The court’s decision drew sharp, immediate criticism from Telegram’s founder and CEO, Pavel Durov. In a public statement, Durov condemned the temporary ban, arguing that the government is punishing its 150 million ordinary users in India, the company’s largest global market, representing roughly 22% of its total downloads. Durov claimed that the block did nothing to stop the actual fraud, as cheating syndicates simply relocated their operations to alternative messaging apps like WhatsApp. He also raised serious concerns about corporate interference, suggesting that major domestic telecom conglomerates and competing American messaging services may have actively lobbied the government to enforce the ban to damage Telegram’s regional market share.
As part of the final court-backed regulatory orders, the restrictions on Telegram extend beyond the temporary network block. In addition to keeping the app offline until June 22, the government has ordered telecommunications providers to completely disable Telegram’s message-editing feature across India through June 30. This prolonged software restriction is designed to prevent scammers from fabricating backdated chat logs or faking exam leaks during the post-exam evaluation period. By temporarily freezing the core code functions of a major global application, Indian authorities are demonstrating an unprecedented willingness to dictate the engineering parameters of foreign technology platforms.
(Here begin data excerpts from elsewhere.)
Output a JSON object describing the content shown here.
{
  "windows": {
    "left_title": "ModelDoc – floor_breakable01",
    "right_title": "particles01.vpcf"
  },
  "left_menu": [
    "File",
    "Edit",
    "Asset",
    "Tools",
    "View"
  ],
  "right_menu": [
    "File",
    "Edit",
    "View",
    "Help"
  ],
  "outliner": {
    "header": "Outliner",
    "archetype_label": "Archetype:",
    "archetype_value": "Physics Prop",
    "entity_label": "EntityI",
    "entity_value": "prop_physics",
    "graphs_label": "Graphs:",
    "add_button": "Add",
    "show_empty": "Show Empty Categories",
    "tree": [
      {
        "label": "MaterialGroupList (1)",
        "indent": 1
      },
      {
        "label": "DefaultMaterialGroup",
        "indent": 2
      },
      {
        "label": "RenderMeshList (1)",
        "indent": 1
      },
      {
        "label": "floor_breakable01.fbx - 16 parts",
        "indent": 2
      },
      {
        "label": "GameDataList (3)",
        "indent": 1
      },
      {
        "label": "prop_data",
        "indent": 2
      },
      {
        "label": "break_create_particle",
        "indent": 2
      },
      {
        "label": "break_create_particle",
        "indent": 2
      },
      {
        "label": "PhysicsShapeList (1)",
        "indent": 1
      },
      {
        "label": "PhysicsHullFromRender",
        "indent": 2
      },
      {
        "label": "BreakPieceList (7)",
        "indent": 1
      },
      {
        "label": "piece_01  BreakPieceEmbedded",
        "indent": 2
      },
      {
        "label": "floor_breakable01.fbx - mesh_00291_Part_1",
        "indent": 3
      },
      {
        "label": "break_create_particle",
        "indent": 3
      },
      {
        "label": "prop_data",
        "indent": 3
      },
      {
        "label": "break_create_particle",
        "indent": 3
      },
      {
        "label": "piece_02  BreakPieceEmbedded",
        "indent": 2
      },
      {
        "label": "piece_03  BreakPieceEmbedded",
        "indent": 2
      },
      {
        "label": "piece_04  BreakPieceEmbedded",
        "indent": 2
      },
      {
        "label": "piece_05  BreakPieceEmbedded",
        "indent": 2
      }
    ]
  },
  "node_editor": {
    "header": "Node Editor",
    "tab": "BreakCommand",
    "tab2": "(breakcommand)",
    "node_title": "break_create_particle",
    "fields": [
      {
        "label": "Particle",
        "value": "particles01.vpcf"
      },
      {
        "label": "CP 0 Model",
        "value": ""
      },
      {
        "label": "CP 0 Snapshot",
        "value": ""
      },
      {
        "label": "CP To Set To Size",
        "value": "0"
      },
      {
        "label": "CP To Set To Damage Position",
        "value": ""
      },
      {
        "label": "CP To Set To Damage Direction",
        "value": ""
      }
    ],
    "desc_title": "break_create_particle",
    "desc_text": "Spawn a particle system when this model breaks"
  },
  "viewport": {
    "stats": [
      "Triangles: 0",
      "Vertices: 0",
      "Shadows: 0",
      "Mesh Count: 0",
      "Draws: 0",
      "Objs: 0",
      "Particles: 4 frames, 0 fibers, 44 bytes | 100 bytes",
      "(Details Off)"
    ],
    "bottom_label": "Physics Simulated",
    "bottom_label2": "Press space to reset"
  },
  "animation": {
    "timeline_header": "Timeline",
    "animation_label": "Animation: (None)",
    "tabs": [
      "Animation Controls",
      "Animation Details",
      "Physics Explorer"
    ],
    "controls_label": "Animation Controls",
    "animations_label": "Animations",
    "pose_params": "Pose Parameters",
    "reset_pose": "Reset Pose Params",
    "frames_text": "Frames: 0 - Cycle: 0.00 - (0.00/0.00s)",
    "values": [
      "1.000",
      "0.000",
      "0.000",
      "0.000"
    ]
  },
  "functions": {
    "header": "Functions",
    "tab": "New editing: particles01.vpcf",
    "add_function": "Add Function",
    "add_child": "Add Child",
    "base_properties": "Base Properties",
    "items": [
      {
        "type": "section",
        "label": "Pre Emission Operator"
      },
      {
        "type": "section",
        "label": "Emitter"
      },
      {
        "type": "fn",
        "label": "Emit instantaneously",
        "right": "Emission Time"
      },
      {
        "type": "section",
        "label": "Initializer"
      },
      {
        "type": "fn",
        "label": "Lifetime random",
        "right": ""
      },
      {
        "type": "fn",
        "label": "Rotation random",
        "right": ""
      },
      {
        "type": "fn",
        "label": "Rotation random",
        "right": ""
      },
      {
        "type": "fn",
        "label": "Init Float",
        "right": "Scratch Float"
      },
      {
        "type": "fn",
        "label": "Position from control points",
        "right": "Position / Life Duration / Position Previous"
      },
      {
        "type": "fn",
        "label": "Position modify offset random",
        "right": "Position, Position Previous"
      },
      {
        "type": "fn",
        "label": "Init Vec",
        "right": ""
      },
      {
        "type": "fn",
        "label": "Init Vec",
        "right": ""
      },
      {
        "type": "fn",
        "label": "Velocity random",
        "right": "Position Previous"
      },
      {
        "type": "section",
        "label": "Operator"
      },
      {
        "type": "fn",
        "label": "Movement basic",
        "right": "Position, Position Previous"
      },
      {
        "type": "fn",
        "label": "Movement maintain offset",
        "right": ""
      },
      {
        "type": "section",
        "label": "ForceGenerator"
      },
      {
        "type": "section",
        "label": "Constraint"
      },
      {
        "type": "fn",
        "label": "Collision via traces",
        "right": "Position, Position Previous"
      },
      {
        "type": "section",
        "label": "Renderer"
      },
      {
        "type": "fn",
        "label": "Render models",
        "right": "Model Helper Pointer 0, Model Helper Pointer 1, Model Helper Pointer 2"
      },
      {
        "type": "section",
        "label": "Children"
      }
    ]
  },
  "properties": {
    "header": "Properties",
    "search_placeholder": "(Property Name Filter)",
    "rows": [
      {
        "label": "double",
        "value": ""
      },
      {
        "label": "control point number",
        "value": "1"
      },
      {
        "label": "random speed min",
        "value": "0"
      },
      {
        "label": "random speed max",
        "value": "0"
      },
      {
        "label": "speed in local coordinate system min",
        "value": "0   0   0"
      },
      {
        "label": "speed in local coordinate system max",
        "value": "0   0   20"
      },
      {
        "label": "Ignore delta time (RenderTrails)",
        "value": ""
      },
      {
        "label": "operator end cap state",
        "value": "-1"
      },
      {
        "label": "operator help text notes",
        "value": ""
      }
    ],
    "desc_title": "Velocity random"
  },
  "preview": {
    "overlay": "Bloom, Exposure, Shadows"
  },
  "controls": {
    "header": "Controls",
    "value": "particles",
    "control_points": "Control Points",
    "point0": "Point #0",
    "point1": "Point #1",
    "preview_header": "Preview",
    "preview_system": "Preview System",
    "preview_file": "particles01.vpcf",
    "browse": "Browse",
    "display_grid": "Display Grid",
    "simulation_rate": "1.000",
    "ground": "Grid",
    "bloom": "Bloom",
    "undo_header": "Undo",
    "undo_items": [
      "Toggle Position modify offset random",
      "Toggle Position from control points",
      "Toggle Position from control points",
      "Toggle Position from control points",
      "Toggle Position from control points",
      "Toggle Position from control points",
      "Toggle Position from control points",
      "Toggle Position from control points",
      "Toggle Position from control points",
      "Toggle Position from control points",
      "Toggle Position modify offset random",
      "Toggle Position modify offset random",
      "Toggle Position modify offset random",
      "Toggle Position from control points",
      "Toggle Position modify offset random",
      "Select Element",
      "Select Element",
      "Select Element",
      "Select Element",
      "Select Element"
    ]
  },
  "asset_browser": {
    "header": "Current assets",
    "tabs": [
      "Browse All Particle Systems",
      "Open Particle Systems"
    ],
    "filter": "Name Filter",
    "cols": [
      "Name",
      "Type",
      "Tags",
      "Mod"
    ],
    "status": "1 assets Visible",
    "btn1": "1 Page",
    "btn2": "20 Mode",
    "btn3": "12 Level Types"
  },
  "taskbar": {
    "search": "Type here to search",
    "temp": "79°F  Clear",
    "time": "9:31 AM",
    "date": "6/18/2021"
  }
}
As the re-test weekend approaches under tight security, the high court’s ruling is being viewed as a landmark precedent for global internet governance. Digital rights groups have criticized the decision, labeling the complete shutdown of a major communication platform as a disproportionate “band-aid solution” that threatens to normalize digital censorship. For technology platforms operating in India, the ruling sends a clear, unquestionable signal that the government will actively defend its industrial borders against unfair competition and protect its critical public systems from digital exploitation.